Abstract

The title of Leiris's diary L'Afrique fantôme has mostly been understood as a critique of European Africanist discourse. However, Leiris does a lot more than just denounce (his own) exoticism. This article argues that the title of his diary has to be read with reference to the French Surrealist and ethnographer's experience during his stay in Gondar while studying the zar, a popular cult of spirit possession. These ecstatic cults have been described as performing a mimetic relation to alterity (Taussig) or as an 'interpretation of the Other by mimesis' (Kramer). Re-enacting the Other leads to a liberation from its power by means of imitation. It is shown that this corresponds to Leiris's own retrospective studies of the zar cult as a cathartic externalization of alterity and as a theatre of alterity. In his failed search for a truly sacral, authentically primitive or salutary ritual, Leiris above all discovered one particular ritual: writing, 'poésie'. This refers to what now appears as a European form of spirit possession developing its own rituals —rituals of conjuring 'phantoms' as well as ones of defence and exorcism.
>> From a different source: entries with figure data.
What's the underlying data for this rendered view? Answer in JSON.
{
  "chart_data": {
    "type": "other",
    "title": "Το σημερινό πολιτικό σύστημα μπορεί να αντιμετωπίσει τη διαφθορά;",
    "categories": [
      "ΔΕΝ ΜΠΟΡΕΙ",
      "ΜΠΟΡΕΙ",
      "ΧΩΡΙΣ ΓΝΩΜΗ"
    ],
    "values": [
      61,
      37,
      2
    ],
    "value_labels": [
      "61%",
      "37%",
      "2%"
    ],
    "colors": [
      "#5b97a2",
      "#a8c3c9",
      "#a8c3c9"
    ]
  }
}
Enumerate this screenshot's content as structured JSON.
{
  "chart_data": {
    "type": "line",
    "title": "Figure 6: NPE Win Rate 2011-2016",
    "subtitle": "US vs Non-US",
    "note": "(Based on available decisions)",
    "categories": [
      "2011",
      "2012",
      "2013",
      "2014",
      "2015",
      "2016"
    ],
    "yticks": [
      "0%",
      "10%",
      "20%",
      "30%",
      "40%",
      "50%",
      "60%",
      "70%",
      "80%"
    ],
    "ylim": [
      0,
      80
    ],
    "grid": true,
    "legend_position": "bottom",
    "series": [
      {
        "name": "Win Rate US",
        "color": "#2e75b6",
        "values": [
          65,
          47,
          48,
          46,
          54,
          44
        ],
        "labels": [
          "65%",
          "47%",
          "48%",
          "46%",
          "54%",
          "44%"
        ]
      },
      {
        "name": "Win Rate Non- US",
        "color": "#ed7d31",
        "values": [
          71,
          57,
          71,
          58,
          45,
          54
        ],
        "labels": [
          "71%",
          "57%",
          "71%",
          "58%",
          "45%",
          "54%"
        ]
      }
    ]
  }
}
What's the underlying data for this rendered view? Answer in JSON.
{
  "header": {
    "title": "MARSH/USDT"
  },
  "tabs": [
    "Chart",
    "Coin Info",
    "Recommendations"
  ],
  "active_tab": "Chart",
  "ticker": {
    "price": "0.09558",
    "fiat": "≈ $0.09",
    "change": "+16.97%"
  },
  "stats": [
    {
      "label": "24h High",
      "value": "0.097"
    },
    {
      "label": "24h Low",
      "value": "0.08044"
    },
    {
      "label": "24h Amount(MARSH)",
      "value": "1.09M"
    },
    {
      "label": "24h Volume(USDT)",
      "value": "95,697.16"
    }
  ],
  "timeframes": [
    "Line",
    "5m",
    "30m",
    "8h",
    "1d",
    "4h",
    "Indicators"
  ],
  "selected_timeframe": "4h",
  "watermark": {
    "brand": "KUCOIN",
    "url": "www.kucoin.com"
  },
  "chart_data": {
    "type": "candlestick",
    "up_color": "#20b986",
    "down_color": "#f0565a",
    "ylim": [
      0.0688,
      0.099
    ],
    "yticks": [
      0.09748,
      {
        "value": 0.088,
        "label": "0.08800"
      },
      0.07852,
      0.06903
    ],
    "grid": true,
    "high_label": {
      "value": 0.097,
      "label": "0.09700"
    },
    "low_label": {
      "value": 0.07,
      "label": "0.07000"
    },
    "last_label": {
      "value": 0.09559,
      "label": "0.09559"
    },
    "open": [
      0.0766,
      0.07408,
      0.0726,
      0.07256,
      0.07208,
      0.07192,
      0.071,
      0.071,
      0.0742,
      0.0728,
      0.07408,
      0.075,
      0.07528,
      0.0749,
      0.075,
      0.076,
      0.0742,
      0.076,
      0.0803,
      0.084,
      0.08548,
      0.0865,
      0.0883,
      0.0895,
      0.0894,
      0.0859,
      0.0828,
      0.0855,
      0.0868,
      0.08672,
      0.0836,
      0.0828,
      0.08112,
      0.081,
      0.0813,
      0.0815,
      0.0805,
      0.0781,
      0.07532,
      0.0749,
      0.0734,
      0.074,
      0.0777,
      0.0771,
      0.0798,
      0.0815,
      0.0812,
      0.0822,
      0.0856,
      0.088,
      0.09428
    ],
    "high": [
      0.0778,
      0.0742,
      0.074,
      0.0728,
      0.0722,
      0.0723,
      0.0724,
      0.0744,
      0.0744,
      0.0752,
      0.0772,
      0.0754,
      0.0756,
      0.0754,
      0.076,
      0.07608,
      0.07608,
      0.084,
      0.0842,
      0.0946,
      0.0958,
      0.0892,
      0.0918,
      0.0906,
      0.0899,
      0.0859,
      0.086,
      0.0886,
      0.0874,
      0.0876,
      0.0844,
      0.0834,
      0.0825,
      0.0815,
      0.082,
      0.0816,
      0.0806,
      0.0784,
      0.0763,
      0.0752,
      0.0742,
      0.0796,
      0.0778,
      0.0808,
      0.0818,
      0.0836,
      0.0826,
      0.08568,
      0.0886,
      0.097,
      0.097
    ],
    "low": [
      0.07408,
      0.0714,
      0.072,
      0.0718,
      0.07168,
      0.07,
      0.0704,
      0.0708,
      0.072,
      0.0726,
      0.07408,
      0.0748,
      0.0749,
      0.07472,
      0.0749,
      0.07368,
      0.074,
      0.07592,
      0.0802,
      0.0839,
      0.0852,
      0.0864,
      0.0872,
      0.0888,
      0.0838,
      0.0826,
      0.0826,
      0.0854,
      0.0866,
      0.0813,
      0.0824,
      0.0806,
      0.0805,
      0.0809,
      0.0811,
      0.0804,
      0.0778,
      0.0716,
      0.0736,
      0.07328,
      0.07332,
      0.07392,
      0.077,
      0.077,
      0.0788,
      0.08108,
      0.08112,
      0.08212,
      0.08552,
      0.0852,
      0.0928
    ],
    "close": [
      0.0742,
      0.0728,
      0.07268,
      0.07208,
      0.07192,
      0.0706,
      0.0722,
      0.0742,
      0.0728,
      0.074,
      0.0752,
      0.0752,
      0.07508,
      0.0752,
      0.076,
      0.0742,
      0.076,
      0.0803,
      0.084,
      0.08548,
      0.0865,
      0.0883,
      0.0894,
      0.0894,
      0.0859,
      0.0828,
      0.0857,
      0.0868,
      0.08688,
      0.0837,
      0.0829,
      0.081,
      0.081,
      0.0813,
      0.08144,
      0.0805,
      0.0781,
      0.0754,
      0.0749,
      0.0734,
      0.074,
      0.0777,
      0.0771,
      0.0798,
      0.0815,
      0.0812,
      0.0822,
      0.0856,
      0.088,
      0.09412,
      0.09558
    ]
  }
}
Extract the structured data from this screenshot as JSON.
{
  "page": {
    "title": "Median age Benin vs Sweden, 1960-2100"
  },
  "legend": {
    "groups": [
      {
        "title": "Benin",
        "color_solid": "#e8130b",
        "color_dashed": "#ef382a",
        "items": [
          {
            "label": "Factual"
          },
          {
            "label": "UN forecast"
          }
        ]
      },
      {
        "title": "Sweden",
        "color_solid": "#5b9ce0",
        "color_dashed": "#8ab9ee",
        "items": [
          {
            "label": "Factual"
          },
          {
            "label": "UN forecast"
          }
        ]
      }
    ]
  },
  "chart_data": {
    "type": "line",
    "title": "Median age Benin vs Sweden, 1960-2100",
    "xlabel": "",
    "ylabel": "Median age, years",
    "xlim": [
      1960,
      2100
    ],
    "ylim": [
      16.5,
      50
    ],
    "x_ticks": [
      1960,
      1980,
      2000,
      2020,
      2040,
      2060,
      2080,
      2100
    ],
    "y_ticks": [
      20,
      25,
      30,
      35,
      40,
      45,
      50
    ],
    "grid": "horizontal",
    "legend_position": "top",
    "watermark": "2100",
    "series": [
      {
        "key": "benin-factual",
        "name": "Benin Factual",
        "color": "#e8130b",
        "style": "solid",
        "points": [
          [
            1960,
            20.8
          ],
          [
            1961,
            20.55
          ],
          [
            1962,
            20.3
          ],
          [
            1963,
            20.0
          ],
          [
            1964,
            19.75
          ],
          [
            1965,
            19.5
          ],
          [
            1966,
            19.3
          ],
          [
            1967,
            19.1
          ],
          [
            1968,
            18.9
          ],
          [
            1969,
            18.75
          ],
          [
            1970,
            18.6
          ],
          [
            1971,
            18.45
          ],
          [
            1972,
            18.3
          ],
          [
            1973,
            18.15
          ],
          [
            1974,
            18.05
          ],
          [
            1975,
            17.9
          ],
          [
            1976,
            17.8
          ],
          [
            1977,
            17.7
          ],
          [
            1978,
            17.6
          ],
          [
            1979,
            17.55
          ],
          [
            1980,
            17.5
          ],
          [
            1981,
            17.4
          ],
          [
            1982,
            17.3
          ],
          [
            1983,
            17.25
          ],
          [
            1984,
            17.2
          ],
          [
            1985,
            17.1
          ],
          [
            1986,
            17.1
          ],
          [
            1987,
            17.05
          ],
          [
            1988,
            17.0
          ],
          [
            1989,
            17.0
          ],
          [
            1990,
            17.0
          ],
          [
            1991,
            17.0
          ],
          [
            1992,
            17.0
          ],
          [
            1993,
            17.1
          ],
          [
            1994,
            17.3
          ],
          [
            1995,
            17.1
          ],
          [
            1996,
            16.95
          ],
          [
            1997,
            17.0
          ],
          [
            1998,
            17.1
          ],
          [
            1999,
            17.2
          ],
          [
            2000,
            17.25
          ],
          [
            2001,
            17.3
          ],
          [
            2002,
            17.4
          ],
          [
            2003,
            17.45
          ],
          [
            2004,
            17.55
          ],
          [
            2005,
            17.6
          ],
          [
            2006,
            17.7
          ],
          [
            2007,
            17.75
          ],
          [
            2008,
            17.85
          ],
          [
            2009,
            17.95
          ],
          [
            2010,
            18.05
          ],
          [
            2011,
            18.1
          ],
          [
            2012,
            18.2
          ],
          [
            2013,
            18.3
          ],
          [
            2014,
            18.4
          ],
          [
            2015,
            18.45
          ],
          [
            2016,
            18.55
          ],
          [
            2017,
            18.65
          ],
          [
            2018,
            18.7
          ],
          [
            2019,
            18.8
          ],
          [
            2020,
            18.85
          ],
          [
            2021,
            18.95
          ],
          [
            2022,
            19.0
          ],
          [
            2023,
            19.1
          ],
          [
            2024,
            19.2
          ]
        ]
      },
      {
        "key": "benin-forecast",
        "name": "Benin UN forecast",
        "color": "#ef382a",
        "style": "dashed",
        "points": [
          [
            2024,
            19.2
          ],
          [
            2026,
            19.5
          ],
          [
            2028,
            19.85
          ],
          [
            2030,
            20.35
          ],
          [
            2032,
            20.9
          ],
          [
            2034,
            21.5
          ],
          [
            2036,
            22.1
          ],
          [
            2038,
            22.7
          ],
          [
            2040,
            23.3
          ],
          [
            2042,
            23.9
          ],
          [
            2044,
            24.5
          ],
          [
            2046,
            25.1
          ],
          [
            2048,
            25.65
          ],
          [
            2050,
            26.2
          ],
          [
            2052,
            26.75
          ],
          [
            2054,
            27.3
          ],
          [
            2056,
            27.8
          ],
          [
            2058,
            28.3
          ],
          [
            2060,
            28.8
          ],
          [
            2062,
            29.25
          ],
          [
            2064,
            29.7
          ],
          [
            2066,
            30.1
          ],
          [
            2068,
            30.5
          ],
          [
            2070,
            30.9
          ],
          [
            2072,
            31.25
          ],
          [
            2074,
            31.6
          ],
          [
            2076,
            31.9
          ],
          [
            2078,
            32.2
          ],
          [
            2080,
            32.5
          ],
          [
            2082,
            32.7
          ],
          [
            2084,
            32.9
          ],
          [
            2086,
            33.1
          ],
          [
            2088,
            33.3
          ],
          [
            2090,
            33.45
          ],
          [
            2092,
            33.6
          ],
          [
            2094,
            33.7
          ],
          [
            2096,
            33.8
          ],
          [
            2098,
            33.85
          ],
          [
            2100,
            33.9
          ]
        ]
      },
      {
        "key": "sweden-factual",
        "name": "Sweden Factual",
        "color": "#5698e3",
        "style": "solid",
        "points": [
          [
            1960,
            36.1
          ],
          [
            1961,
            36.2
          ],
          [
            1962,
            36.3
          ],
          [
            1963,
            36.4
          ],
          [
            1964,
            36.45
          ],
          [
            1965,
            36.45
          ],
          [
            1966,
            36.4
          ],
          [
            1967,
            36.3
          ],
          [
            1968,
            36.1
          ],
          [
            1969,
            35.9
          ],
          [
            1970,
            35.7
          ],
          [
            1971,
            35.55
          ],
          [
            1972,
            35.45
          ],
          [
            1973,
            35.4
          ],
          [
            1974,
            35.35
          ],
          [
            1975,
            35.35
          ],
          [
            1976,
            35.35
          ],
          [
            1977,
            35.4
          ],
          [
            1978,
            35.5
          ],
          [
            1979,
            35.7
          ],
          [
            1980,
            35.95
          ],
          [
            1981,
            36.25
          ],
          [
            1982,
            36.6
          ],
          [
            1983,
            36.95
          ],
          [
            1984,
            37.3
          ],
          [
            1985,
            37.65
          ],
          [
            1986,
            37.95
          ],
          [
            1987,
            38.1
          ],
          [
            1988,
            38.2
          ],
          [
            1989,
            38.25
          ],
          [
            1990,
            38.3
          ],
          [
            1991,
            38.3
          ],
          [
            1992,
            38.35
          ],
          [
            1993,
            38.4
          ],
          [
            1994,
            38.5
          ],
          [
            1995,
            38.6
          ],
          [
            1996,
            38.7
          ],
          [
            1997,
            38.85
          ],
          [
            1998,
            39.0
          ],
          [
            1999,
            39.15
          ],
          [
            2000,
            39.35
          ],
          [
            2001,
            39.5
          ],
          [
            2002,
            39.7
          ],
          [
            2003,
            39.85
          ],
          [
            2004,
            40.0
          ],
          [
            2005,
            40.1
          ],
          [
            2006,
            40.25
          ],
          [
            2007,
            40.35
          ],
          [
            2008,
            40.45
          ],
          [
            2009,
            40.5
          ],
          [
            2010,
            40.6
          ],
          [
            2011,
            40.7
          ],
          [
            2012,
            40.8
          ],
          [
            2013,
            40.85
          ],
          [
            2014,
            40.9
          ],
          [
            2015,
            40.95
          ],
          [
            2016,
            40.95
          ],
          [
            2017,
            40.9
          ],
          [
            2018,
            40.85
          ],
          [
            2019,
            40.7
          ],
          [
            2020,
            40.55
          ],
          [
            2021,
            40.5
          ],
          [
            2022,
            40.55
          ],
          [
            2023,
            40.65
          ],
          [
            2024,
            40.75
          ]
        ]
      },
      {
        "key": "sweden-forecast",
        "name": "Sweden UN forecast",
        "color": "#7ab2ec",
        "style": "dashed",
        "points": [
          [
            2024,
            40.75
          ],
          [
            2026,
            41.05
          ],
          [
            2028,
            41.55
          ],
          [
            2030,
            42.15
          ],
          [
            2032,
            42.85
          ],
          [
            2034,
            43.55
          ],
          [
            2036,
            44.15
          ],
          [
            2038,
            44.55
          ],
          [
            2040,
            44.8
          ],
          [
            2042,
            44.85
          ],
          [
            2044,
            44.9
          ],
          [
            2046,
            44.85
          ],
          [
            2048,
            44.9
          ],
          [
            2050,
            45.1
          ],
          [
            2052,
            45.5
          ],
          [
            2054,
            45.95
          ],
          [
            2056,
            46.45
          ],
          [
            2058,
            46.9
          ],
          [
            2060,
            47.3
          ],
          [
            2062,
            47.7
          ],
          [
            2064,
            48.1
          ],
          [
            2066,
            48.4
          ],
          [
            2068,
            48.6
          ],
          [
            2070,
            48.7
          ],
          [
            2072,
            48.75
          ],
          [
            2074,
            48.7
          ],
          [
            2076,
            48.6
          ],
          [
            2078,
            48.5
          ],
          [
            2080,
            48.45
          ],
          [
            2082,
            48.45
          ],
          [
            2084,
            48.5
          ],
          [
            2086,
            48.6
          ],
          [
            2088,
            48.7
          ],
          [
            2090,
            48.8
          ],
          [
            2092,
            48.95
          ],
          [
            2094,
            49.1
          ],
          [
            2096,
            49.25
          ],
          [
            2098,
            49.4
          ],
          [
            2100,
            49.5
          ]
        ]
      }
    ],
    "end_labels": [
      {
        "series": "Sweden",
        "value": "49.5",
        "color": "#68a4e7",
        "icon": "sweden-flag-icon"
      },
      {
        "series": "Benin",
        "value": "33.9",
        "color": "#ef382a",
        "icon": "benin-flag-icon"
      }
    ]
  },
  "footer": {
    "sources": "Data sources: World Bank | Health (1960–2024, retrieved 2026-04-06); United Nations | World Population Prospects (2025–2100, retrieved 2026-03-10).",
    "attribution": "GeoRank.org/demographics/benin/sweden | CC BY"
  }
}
In Leiris, the conjuring (as well as the therapy) becomes a literary domain, whereas the banishment of the phantom is the domain of theory or research. Talking as one who is possessed and talking about possession, inseparably linked in the diary, are associated with discourses of autobiographical self-description and ethnographic description of otherness, of 'expérience poétique' and 'étude ethnologique'.